Hubble was launched on 24 April 1990, coming up on 24 years. The last servicing mission to Hubble was in 2009 which hopefully will extend the life of Hubble until 2021. I should note the expected life of Hubble after the servicing is published to be 2014 to 2021 – hopefully closer to the latter.
The James Webb Telescope is expected to launch in 2018.
About the image (from ESA):
Each year the NASA/ESA Hubble Space Telescope releases a brand new image to celebrate its birthday. This year, the subject of its 24th celebratory snap is part of the Monkey Head Nebula, last viewed by Hubble in 2001, creating a stunning image released in 2011.
Otherwise known as NGC 2174, this cloud of gas and dust lies about 6400 light-years away in the constellation of Orion (The Hunter). Nebulas like this one are popular targets for Hubble – their colourful plumes of gas and fiery bright stars create ethereally beautiful pictures, such as the telescope’s 22nd and 23rd anniversary images of the Tarantula and Horsehead nebulas.
This region is filled with young stars embedded within bright wisps of cosmic gas and dust. Dark dust clouds billow outwards, framed against a background of bright blue gas. These striking hues were formed by combining several Hubble images taken through different coloured filters, revealing a broad range of colours not normally visible to our eyes.
These vivid clouds are actually a violent stellar nursery packed with the ingredients needed for building stars. The recipe for cooking up new stars is quite inefficient, and most of the ingredients are wasted as the cloud of gas and dust disperses. This process is accelerated by the presence of fiercely hot young stars, which triggers high-speed winds that help to blow the gas outwards.

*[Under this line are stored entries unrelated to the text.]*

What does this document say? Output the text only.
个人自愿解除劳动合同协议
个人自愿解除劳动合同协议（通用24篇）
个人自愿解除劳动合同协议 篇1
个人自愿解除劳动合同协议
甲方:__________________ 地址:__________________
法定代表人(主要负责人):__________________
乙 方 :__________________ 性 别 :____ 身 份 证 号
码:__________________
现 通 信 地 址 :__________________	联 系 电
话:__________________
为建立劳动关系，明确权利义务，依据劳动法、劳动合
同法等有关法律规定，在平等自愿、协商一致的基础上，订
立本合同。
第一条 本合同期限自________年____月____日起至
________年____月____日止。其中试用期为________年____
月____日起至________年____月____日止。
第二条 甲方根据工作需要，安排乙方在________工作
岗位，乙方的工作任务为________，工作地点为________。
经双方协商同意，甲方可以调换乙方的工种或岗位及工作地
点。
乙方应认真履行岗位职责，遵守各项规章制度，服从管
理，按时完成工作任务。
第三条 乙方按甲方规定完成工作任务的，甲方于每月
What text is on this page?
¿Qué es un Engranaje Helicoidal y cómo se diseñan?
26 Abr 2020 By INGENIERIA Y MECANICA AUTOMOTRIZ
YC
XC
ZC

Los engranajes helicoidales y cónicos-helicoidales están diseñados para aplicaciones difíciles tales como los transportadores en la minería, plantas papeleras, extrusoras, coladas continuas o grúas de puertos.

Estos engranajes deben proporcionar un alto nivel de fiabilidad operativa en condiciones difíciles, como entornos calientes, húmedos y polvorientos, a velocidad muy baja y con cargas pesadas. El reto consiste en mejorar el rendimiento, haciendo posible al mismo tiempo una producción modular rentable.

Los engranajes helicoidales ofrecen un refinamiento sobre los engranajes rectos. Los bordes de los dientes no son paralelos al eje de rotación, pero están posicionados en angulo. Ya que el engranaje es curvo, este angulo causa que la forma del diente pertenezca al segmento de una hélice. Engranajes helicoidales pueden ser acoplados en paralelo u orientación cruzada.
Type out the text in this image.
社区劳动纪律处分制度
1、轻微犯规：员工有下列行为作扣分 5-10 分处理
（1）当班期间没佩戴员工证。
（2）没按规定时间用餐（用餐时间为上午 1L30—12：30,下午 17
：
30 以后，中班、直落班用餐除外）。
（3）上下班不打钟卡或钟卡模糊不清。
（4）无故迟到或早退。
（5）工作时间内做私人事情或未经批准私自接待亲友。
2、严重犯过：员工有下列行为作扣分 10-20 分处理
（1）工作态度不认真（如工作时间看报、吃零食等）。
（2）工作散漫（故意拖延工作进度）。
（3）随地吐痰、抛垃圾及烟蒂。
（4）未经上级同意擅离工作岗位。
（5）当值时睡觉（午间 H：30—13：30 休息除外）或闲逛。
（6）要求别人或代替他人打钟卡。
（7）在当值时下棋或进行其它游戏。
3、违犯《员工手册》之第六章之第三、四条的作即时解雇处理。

This image marks 24 years of Hubble since April 1990, a milestone that will be celebrated at a conference held in Rome, Italy, this week. The “Science with the Hubble Space Telescope IV” conference will highlight and celebrate the scientific breakthroughs of Hubble over the last two decades, and look to the future at the topics and key questions that will shape the field of astrophysics in the next decade.